Professor Dr. Suresh Raj Sharma, who graced the event as the Chief Guest, was even more categorical. The need for policy innovation was never so urgent, he stressed. “This gathering is a case in point that the future of policy research is bright even though it is not a priority area of Nepal’s decision-makers.” Sharing his personal experiences, encounters and impressions over the last six decades, he said, “There is no dearth of good policies in Nepal. What Nepal continues to suffer from is the conspicuous absence of honesty in policy implementation.” Why those responsible for policy implementation go unpunished for defaulting their main responsibility should also be a topic of research, he underlined.

Takeaways
Listening to these seasoned policy stakeholders and drawing on my own experience over the 16 months at PRI lead me to conclude that there exist two outstanding constraints that need to be resolved to realise policy innovation in Nepal.
First, Nepal’s policymaking has, on the whole, been a marginal exercise. It is reclusive in process, written by external consultants or a group of officers based on emotive reasoning. Policies developed in disregard of evidence or data do not deliver. They either overlap with existing policies and become obsolete or offer solutions that do not resonate with the need on the ground. This culture of policy marginalisation should be discarded outright. Policymaking should be a mainstream political undertaking involving a process that is participatory and inclusive of all concerned.

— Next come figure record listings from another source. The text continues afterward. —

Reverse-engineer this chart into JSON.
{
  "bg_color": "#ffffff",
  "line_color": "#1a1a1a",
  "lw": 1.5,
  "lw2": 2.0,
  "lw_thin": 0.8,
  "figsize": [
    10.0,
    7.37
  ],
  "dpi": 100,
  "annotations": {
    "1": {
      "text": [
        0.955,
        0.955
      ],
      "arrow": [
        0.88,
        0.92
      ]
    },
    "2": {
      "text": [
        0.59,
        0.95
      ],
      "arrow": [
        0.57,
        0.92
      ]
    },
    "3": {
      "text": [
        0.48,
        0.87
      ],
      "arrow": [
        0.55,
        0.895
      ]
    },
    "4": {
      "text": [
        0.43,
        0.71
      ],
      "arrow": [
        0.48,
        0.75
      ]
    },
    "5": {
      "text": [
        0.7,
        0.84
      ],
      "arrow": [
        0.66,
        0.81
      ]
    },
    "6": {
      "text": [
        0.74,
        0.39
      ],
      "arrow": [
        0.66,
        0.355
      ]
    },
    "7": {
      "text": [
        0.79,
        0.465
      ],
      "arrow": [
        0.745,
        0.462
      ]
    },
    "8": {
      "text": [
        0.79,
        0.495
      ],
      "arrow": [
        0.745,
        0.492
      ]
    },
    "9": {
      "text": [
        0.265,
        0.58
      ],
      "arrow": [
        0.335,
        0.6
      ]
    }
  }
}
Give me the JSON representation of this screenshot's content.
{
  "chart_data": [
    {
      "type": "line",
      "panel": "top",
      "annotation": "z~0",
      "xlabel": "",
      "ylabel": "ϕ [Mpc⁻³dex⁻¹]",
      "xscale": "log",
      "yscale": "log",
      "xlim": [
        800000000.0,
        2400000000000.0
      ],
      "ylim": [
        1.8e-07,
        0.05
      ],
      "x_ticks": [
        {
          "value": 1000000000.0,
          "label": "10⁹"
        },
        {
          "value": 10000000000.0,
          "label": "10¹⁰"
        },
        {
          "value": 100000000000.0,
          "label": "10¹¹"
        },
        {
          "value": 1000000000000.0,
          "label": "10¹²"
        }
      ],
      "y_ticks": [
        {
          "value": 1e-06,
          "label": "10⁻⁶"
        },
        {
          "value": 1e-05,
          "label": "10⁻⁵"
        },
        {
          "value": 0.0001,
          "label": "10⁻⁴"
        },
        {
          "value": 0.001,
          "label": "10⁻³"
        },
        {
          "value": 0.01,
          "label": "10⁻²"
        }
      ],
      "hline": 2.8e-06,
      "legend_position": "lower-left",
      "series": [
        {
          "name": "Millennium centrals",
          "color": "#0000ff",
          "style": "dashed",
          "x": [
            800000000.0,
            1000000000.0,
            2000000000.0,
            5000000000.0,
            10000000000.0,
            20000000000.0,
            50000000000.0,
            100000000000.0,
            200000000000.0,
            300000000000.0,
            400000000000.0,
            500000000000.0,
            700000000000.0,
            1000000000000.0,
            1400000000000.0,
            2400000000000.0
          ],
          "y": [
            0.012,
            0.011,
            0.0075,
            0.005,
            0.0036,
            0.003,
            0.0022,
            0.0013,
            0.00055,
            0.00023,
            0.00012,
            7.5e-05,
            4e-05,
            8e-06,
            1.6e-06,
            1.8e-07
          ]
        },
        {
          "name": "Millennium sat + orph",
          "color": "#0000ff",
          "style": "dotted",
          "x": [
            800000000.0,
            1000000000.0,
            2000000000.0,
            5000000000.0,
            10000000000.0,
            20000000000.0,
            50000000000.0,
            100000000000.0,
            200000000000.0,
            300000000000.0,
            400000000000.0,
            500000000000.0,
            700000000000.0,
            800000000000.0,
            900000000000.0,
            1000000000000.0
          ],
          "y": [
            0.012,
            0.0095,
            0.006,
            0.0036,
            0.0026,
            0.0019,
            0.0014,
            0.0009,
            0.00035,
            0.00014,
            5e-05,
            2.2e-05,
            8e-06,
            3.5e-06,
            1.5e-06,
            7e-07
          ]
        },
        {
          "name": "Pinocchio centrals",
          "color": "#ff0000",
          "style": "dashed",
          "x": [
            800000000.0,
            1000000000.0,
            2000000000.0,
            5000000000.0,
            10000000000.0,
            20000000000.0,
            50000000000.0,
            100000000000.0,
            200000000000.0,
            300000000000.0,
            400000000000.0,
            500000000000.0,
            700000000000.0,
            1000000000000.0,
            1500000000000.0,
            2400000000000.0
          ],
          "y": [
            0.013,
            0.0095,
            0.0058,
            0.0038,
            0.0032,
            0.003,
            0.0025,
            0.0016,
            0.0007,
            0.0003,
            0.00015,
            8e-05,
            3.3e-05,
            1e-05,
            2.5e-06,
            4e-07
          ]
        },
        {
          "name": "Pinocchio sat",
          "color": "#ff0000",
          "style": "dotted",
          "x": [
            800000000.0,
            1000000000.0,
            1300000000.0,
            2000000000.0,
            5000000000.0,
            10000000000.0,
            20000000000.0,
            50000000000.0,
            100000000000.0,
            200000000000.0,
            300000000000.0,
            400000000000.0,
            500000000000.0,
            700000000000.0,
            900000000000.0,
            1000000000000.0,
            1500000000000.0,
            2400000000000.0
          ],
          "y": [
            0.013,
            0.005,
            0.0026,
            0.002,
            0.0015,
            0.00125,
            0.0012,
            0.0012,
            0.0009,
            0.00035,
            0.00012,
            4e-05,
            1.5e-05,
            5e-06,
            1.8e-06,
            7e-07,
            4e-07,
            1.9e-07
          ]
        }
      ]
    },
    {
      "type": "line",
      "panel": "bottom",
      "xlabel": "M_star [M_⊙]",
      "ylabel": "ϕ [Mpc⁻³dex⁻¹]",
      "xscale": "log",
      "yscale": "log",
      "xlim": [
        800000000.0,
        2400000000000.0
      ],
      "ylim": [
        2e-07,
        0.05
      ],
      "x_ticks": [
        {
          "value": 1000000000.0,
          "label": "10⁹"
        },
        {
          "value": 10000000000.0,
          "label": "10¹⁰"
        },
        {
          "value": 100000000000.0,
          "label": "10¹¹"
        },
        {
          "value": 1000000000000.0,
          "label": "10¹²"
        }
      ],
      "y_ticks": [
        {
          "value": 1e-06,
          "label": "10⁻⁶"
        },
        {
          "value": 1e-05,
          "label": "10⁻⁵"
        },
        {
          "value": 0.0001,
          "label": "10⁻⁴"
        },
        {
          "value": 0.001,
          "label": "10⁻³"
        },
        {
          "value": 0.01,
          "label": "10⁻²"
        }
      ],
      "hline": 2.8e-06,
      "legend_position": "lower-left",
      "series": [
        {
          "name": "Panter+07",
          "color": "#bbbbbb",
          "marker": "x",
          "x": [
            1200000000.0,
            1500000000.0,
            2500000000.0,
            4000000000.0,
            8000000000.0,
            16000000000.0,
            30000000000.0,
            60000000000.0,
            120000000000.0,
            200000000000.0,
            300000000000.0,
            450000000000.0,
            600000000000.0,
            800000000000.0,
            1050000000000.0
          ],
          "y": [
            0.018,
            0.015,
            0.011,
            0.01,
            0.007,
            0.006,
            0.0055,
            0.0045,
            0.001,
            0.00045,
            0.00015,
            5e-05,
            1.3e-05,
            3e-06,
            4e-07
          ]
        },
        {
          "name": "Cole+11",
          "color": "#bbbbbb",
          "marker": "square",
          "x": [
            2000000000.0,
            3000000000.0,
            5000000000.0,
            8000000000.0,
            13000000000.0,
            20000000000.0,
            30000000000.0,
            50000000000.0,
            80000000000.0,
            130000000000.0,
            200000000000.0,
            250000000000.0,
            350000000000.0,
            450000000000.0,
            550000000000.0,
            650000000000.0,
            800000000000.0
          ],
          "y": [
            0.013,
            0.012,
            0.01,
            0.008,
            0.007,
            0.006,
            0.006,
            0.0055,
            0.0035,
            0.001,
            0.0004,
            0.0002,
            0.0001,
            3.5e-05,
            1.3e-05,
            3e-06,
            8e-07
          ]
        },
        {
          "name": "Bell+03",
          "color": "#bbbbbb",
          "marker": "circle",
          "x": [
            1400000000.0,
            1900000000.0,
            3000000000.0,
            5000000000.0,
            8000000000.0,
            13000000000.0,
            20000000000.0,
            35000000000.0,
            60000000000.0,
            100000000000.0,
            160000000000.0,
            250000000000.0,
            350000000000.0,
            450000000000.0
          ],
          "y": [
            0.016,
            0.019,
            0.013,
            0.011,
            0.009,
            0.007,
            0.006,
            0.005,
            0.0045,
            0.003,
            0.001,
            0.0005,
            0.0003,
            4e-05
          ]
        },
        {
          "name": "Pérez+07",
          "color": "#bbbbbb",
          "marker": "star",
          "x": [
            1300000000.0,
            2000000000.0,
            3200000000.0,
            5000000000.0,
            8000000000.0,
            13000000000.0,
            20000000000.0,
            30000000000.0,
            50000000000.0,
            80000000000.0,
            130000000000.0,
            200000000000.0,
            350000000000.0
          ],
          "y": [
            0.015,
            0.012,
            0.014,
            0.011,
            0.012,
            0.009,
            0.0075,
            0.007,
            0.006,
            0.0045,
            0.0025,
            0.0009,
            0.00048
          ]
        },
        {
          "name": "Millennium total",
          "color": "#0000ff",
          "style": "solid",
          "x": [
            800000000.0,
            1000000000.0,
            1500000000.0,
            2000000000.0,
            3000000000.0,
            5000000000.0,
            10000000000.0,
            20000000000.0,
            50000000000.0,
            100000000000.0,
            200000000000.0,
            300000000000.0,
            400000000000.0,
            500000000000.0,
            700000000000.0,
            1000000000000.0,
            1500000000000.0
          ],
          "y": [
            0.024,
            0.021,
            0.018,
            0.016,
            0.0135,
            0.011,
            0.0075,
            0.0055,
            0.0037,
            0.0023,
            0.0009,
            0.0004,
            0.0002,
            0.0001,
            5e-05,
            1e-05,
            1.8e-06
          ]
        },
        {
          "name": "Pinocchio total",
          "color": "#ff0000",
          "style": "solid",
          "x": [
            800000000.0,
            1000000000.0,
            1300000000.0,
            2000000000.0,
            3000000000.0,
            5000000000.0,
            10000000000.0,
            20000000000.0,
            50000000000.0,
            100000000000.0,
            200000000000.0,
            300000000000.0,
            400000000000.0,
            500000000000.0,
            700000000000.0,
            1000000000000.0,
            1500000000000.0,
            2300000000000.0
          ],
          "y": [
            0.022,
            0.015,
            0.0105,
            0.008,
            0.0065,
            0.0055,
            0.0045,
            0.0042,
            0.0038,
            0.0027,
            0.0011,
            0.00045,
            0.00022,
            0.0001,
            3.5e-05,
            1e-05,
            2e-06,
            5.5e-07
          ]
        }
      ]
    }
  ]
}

Second, Nepal’s budget planners and allocators are found to be very conservative when it comes to budget allocation for research. They either have research aversions (for reasons that need demystification) or lack the awareness that research requires investment. This reticence or ignorance stands against the tide of time. The sooner it is changed the better. Or else, policymaking continues to remain a hollow exercise.